A quote from The Manchurian Candidate

This is probably (I hope anyway) the last time I am going to blog about American politics, real and imagined, for a while. Out of masochism or for cathartic reasons, I am reading at the moment The Manchurian Candidate. You probably know (like me) one of the two films that have been made out of the novel. I have seen both, the first one is by far the best and a true classic (in fact the second one is pretty rubbish in comparison). Anyway, I try not to label any work of fiction prophetic, as it often a stupid and inaccurate label: writers are not prophet neither do they tend to be. But there are things in there that are borderline identical to what we are seeing right now in the US. And among the many quotes that have been haunting me since I started reading, this one struck a chord:

"Johnny was doing great. From a semi-hangdog country governor, Raymond's mother said, utterly unknown outside domestic politics on a state level in 1956, he had transformed himself into a global figure in 1957. He had a lot going for him beyond Raymond's mother. His very looks: that meaty nose, the nearly total absence of forehead, the perpetual unshavenness, the piggish eyes, red from being dipped in bourbon, the sickeningly monotonous voice, whining and grating-all of it together made of Johnny one of the greatest demagogues in American history, even if, as Raymond's mother often said to friends, he was essential a lighthearted and unserious one. Nonetheless, her Johnny had become the only American in the country's history of political villains, studding folk song and story, to inspire concomitant fear and hatred in foreigners, resident in their native countries. he blew his nose in the Constitution, he thumbed his nose at the party system or any version of governmental chain of command. He personally charted the zigs and zags of  American foreign policy at a time when the American foreign policy was a monstrously heavy weight upon world history. To the people of Iceland, Peru, France, and Pitcairn Island the label of Iselism stood for anything and everything that was dirty, backward, ignorant, repressive, offensive, antiprogressive, or rotten, and all of those adjectives must ultimately be seen as sincere tributes to any demagogues of any country on any planet."

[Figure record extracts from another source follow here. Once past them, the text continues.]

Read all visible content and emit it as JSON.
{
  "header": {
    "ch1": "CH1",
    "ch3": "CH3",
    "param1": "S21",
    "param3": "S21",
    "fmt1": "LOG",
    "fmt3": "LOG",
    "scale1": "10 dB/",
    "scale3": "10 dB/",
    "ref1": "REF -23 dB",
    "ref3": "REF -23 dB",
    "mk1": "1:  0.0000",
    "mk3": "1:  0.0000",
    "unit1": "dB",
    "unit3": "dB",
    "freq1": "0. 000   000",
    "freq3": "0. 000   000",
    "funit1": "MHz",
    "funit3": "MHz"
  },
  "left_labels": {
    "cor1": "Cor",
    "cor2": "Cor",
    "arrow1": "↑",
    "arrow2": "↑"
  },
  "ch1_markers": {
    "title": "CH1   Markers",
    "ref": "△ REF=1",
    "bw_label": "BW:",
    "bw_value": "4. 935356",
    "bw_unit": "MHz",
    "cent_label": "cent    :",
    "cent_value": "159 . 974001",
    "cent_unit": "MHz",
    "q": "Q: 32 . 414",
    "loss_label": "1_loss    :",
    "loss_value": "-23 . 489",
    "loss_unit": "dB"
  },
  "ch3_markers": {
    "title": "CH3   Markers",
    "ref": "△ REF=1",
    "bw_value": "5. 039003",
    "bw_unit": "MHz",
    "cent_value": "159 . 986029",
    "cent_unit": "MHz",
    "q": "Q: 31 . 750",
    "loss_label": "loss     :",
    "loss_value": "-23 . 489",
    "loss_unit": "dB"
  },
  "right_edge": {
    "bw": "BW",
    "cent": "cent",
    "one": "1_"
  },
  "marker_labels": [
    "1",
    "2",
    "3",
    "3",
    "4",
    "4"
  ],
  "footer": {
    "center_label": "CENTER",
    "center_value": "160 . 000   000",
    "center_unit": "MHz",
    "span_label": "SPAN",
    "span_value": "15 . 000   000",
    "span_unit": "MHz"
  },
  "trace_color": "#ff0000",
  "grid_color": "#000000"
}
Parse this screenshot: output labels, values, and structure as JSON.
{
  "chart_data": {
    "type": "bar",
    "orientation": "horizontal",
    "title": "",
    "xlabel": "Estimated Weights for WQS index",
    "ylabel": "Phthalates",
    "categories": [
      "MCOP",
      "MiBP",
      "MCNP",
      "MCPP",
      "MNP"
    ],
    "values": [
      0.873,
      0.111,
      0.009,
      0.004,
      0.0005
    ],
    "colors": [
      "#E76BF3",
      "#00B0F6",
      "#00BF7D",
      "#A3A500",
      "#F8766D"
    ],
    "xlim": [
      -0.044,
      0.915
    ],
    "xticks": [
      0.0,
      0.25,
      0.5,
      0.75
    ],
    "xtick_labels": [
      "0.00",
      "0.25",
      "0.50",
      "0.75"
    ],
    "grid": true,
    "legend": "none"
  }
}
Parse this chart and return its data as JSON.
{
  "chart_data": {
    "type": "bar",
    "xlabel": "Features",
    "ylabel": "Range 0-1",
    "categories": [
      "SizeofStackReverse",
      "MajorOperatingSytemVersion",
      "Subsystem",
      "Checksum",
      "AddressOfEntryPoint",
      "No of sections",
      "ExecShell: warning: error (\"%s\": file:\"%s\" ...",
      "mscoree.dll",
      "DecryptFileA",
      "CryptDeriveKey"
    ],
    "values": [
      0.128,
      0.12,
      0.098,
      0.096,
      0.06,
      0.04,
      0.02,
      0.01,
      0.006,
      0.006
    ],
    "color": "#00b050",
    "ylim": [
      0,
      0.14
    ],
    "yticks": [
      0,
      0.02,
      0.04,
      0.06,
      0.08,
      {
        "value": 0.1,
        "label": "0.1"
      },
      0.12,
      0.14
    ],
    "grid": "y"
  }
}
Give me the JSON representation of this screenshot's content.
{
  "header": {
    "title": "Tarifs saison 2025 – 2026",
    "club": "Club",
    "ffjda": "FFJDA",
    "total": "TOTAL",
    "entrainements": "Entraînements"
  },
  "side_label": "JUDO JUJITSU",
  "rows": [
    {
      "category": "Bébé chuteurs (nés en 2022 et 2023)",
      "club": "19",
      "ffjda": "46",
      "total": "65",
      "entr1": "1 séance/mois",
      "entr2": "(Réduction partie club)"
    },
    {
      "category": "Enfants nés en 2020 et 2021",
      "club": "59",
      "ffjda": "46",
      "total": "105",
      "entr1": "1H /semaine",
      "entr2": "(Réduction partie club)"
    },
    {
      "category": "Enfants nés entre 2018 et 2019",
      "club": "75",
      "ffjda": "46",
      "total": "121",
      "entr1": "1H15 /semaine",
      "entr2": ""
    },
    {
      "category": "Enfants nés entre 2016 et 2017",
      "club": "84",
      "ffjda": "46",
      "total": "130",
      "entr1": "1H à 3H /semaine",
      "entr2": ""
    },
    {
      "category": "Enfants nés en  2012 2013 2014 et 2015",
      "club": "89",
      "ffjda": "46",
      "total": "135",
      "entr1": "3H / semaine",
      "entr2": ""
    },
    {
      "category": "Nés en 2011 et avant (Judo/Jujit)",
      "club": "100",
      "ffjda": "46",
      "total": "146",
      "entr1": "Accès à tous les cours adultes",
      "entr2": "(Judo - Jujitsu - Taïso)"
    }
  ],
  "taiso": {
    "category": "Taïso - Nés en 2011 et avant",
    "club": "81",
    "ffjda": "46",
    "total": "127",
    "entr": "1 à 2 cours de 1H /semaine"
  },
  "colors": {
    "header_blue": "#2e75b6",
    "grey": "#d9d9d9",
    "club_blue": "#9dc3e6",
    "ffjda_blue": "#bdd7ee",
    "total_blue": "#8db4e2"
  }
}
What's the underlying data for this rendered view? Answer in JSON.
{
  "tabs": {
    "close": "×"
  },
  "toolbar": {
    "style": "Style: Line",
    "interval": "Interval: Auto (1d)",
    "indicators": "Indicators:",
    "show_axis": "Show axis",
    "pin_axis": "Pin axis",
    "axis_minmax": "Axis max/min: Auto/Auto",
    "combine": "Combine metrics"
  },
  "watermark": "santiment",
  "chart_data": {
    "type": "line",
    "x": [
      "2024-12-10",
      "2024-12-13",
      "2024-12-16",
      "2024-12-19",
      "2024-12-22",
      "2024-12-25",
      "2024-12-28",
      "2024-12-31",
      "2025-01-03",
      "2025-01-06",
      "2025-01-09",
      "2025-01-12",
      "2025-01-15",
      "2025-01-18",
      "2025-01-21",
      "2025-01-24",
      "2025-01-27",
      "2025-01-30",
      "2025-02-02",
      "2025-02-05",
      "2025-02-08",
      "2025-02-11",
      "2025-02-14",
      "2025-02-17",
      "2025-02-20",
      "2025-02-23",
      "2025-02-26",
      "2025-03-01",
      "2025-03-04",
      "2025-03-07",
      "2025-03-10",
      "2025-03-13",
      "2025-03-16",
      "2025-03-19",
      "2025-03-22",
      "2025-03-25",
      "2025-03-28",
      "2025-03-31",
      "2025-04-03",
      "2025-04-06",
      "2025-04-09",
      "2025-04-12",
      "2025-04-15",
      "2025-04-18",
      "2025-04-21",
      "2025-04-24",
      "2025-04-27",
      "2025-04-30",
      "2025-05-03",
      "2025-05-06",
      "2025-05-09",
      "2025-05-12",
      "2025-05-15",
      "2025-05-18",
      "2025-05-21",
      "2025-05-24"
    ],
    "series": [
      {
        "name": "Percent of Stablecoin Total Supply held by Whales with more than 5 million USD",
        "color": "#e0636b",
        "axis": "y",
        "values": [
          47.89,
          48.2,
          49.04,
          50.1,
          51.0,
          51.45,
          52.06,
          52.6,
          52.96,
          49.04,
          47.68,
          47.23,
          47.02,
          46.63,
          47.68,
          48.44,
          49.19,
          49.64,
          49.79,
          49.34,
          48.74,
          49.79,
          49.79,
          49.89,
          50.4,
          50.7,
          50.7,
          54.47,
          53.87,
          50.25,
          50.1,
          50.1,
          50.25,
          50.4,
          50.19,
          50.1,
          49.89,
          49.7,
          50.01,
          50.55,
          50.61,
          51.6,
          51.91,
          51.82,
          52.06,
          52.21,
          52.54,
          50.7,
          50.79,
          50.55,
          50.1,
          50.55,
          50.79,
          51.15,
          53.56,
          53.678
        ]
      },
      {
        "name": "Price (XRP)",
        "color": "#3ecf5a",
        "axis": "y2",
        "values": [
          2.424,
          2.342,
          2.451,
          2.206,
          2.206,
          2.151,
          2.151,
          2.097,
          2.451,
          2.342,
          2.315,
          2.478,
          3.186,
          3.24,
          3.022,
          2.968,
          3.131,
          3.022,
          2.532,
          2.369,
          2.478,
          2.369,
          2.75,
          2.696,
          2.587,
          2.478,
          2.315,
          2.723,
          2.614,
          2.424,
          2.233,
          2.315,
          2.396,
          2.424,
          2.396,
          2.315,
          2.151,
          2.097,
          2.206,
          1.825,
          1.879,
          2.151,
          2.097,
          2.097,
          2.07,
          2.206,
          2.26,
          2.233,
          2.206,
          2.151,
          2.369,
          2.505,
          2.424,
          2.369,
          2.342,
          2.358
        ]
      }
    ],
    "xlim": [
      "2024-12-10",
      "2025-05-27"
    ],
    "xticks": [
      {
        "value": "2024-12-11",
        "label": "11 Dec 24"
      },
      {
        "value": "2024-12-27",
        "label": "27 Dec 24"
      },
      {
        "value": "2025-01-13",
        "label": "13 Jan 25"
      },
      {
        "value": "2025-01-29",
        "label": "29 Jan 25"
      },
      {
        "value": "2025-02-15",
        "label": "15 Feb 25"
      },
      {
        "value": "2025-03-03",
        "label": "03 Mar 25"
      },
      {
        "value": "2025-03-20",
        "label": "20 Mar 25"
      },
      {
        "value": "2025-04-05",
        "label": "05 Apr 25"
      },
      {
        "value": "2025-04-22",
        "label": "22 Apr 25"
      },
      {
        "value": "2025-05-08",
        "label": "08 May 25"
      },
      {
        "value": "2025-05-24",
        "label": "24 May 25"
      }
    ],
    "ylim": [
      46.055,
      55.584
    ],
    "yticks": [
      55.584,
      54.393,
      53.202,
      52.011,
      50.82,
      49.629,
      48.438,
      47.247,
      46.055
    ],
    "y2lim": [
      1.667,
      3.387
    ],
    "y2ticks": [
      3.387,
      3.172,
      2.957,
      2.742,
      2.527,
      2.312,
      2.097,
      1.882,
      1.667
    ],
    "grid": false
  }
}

Does it remind you of anyone? Last time they visited us, the Ticklers saw the book and told me reproachfully(as they don't want Wolfie to hear scary stories) that it looked like a scary book. They have no idea how right they are. It is absolutely chilling.

1 comment:

Debra She Who Seeks said...

It's like Condon had a crystal ball! LOVE the first movie, by the way. Never bothered to watch the second.